An experimental control is a standard to which to compare an experimental group. For this experiment we need a positive control to ensure that the deflagellated Chlamydomonas can grow back in the first place. If flagella grow back in an untreated culture and if they do not grow in the treated culture then you can draw the conclusion that the lack of growth is due to lack of protein synthesis. Without the untreated culture we have no way of knowing if some other factor, such as the amputation procedure itself, prevented growth.

Colchicine is obtained commercially, of course. The natural source is the plant Cochicum autumnale, known as the autumn crocus. It is highly poisonous, however the substance has traditionally been used in the treatment of gout, and in fact is still the drug of choice for that ailment. Extreme care is used in its administration, of course. Colchicine binds the soluble tubulin heterodimers. After binding with colchicine a heterodimer is still capable of assembing to the growing end of a microtubule. However, the colchicine molecule 'caps' the end, so that no additional heterodimers can be added. All microtubule growth, including flagellar growth, stops, however tubulin is still free to detach from assembled microtubules. A culture in a medium that includes 3 mg/ml colchicine serves as an effective negative control group.

Controls for stability of intact flagella

For all we know, the length of flagella of our model species may vary as part of some circadian (daily) rhythm. Either of the poisons used in our experiment could have an effect on assembled flagella. This would complicate matters, of course. To control for possible effect of poisons on intact flagella and to control for possible variation in assembled flagella length, samples should also be taken of treated and untreated cultures that have not had flagella removed. It is not necessary to determine a time course, but non-deflagellated cells should be sampled at least at the beginning and end of the experiment.

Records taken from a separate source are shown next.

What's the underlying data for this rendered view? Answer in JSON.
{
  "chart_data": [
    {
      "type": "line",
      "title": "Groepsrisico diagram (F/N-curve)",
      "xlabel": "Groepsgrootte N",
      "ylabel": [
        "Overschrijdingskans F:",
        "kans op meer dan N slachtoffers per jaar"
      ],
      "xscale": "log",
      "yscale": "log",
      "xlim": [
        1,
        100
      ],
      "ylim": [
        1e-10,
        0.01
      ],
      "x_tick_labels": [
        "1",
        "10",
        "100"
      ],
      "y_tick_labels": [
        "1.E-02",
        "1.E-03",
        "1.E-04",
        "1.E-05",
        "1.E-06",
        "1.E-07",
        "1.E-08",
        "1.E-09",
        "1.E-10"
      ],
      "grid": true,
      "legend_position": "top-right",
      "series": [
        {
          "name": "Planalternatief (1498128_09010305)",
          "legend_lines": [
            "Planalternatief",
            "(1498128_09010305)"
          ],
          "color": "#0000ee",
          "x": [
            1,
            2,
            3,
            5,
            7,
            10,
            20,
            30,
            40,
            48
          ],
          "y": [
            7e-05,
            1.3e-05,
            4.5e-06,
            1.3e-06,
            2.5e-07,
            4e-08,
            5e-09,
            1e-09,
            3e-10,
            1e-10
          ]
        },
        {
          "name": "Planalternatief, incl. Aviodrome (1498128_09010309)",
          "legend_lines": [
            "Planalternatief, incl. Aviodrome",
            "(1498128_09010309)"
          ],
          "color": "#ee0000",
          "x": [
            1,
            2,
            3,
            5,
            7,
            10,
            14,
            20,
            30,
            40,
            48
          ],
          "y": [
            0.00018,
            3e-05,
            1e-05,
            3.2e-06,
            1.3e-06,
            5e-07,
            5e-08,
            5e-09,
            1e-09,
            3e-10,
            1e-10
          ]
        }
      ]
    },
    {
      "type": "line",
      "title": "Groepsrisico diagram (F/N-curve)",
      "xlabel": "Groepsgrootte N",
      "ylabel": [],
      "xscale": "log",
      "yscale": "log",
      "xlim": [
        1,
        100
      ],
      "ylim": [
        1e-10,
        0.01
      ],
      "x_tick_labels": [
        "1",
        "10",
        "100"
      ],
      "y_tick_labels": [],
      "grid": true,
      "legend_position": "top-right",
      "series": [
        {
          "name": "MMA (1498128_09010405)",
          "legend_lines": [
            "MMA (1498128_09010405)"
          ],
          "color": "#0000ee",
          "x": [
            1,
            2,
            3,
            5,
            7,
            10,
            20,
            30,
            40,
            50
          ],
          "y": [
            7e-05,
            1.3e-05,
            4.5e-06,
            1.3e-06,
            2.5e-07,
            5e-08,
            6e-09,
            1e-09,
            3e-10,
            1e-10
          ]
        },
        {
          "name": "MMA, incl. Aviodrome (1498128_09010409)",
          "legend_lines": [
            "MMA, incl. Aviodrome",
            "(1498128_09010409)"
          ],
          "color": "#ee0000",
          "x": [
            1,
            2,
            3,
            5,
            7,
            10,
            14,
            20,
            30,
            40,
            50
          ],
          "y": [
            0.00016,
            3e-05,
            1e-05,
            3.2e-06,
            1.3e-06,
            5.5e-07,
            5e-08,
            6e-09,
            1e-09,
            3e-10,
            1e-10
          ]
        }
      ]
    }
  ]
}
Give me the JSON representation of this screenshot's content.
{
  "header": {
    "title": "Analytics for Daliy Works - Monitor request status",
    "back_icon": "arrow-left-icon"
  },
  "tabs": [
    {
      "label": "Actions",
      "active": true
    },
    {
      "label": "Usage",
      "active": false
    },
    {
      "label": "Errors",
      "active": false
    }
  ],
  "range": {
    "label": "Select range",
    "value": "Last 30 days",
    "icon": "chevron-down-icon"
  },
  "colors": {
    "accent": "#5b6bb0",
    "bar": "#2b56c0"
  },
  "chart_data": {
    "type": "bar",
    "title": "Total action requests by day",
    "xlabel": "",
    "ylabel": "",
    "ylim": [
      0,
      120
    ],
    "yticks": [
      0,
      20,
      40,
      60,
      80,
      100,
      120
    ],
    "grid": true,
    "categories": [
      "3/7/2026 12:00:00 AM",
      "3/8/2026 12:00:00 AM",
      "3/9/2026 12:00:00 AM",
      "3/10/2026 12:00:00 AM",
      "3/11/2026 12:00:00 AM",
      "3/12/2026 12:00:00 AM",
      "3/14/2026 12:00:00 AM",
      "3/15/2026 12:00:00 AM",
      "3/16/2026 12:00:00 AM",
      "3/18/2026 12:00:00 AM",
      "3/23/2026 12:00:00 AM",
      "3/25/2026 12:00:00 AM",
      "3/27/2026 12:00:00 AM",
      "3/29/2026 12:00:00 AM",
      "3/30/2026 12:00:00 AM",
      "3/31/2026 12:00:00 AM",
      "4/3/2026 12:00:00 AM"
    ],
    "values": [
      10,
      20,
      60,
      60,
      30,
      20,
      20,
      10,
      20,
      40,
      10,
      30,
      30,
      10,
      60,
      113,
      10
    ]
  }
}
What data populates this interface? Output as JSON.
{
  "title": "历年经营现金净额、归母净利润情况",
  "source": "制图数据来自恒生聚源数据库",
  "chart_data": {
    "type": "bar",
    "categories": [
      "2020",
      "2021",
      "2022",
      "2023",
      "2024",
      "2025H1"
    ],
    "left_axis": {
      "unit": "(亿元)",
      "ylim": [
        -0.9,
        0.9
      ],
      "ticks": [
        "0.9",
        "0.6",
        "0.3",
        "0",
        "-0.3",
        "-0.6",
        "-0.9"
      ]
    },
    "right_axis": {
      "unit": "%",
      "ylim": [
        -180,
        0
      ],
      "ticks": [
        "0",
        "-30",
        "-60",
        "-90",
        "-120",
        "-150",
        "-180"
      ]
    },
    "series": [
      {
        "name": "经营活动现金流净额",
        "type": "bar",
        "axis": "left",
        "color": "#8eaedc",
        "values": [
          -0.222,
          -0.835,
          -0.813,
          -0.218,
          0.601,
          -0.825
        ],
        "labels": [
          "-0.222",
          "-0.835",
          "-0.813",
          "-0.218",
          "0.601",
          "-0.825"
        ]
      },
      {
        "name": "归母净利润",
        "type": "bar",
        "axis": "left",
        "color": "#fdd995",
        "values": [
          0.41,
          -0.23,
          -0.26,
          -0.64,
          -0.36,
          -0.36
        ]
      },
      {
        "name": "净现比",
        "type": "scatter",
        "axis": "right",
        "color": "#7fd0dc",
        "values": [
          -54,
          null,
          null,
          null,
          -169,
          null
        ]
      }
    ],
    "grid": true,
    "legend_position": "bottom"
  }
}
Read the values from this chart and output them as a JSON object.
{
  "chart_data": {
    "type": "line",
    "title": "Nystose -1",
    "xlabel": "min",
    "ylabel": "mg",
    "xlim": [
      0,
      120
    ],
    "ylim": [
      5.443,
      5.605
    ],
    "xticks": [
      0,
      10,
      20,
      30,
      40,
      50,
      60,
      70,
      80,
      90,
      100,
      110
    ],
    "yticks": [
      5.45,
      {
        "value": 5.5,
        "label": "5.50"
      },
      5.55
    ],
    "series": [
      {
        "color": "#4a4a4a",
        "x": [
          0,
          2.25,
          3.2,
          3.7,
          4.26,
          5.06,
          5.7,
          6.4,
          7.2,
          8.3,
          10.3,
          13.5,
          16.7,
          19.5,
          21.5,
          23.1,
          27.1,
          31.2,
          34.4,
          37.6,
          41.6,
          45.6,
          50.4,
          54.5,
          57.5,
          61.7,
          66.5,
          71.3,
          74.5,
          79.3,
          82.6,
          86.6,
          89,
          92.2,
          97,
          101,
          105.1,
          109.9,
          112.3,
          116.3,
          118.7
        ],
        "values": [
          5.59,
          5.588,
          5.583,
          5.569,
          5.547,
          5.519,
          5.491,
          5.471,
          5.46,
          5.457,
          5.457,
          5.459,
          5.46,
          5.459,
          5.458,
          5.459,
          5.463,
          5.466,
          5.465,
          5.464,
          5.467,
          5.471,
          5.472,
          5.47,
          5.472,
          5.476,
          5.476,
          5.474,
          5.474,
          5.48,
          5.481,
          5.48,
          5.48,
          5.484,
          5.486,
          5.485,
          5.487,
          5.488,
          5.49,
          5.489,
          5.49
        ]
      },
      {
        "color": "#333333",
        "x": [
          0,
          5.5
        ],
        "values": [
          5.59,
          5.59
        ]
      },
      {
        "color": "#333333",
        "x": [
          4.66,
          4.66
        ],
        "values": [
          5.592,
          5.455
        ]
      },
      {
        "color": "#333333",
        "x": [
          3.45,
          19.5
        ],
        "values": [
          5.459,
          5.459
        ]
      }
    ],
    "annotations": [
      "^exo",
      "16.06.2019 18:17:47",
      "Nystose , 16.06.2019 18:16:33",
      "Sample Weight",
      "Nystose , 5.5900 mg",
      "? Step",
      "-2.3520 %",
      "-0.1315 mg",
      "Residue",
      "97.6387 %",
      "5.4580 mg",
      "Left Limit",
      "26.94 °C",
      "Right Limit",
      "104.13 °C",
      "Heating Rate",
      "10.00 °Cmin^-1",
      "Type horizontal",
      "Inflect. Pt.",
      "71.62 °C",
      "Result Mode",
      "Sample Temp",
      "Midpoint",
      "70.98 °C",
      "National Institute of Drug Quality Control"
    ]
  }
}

Sample collection and data recording

Sampling at timed intervals will enable us to record the progress of regrowth of flagella. Cultures can be maintained under identical conditions and small representative samples removed for measurement, leaving the rest of the culture to continue. Samples must be fixed and stained to preserve the structures as they were at the exact moment of sampling, and to enable visualization of flagella.

A complete data set of data should include measurements taken at approximately ten minute invervals at the beginning of the experiment, perhaps with wider intervals (e.g., 15 minutes) toward the end if rates of change appear to be slowing. For non-deflagellated samples it should be sufficient to record average flagella length at the beginning and again at the end of the experiment.